Notice that this is still largely about what the founders wanted 75 years ago: community. We say we want to welcome others. But the community has expanded to embrace not just Lawrence Park but the whole city. Why? Because we have values. We will be: ·
Welcoming ·
Intergenerational ·
Caring (thus Outreach and Social Justice) ·
Community (thus Inclusiveness) ·
Growth ·
Joy ·
Spirituality ·
Thought provoking ·
Diversity ·
Gratitude ·
Moral Compass (which includes Inspiration)
These values embody our animating passion. Two weeks ago, council members went through these values, each of us identifying the one or two values that really animated us, the most. Interestingly, by the time they finished secretly picking and then sharing their key value, we covered all of them.
Sure, I know our list of values is a bit hackneyed. Few churches—few Rotary Clubs for that matter--could argue with our list. But that is not because they are boring, but because they are widely recognized as being the sort of values the human race has to adopt if we’re going to survive.
So, we keep working on perfecting our morning worship, on letting others know how good it is. And we have begun SoulTable to welcome more and diverse newcomers. We have also agreed, with an amazing 98% vote of confidence, two years ago, to borrow or use endowment funds of up to 900,000 dollars over ten years to give our programs everything they needed, financially, to succeed.
Well, thankfully, because of your generosity and parking lot and rental revenue, we won’t in the end, need to borrow or dip into our endowment at anything like that scale. Still, the willingness to risk so much rather than make peace with a long slow decline suggests to me that the vision and values we approved are not really hackneyed to us. You risk much because the passion for a wonderful city supported by a good church is where our hearts are really at. We have hope, like Joe Sealy had hope, for a river of hope, a river of dreams, where we can fly so high, where our spirits can soar.
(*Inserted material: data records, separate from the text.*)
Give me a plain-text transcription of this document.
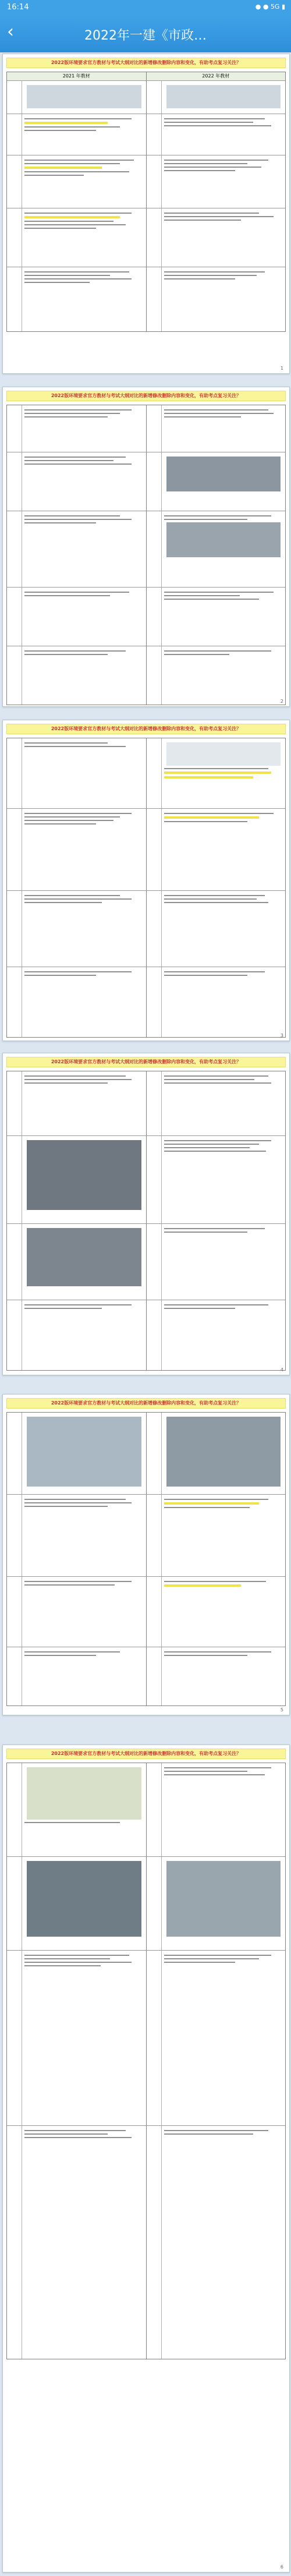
16:14	● ● 5G ▮
‹	2022年一建《市政…
2022版环境要求官方教材与考试大纲对比的新增修改删除内容和变化，有助考点复习关注？
2021 年教材	2022 年教材
1
2022版环境要求官方教材与考试大纲对比的新增修改删除内容和变化，有助考点复习关注？
2
2022版环境要求官方教材与考试大纲对比的新增修改删除内容和变化，有助考点复习关注？
3
2022版环境要求官方教材与考试大纲对比的新增修改删除内容和变化，有助考点复习关注？
4
2022版环境要求官方教材与考试大纲对比的新增修改删除内容和变化，有助考点复习关注？
5
2022版环境要求官方教材与考试大纲对比的新增修改删除内容和变化，有助考点复习关注？
6
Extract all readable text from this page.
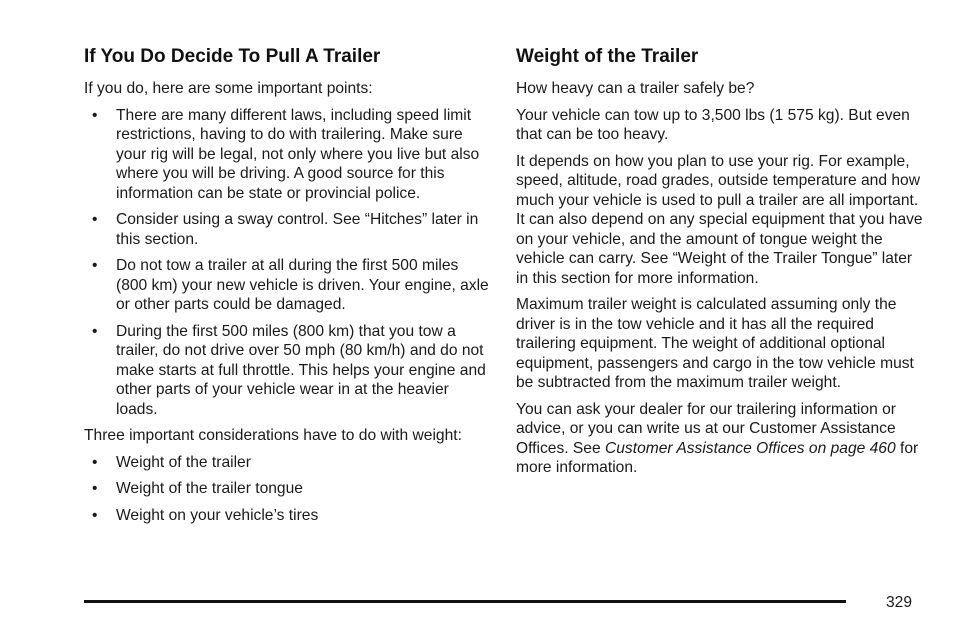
If You Do Decide To Pull A Trailer

If you do, here are some important points:

• There are many different laws, including speed limit restrictions, having to do with trailering. Make sure your rig will be legal, not only where you live but also where you will be driving. A good source for this information can be state or provincial police.
• Consider using a sway control. See “Hitches” later in this section.
• Do not tow a trailer at all during the first 500 miles (800 km) your new vehicle is driven. Your engine, axle or other parts could be damaged.
• During the first 500 miles (800 km) that you tow a trailer, do not drive over 50 mph (80 km/h) and do not make starts at full throttle. This helps your engine and other parts of your vehicle wear in at the heavier loads.

Three important considerations have to do with weight:

• Weight of the trailer
• Weight of the trailer tongue
• Weight on your vehicle’s tires
Weight of the Trailer

How heavy can a trailer safely be?

Your vehicle can tow up to 3,500 lbs (1 575 kg). But even that can be too heavy.

It depends on how you plan to use your rig. For example, speed, altitude, road grades, outside temperature and how much your vehicle is used to pull a trailer are all important. It can also depend on any special equipment that you have on your vehicle, and the amount of tongue weight the vehicle can carry. See “Weight of the Trailer Tongue” later in this section for more information.

Maximum trailer weight is calculated assuming only the driver is in the tow vehicle and it has all the required trailering equipment. The weight of additional optional equipment, passengers and cargo in the tow vehicle must be subtracted from the maximum trailer weight.

You can ask your dealer for our trailering information or advice, or you can write us at our Customer Assistance Offices. See Customer Assistance Offices on page 460 for more information.

329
So, back to Jerusalem’s river. The author of Psalm 46 says, “There is a river whose streams make glad the city of God.” What could he or she have meant, since there is no river in the city of Jerusalem? Well, the writer of Psalm 36:7b-9 offers a clue. Listen: Both high and low among men Find refuge in the shadow of [God’s] wings. They feast on the abundance of your house; You give them drink from your river of delights. For with you is the fountain of life;
Jerusalem’s river, and ours, is the river of God’s delights. What are those delights, whether or not you are highborn or poor? The prophet Amos explains. “Let justice roll on like a river, and righteousness like a never-ending stream.”
And in the last chapter of the Bible, the apostle John describes a new Jerusalem that—surprise—also now has a river, clear as crystal, flowing down from the throne of God down the middle of the great city. And on the banks of that magical river in Jerusalem, there are trees growing whose leaves, says John, are for the healing of the nations. No wonder, as the anthem “River in Judea,” has it, “when I’m weary and down hearted, how I long for the song it sings.”
God’s river of delights, God’s river that makes the city glad is a river of justice and righteousness, a river that offers healing for the world, starting with Toronto. And it’s a river we here at Lawrence Park Community Church will be sailing for many years to come, I hope.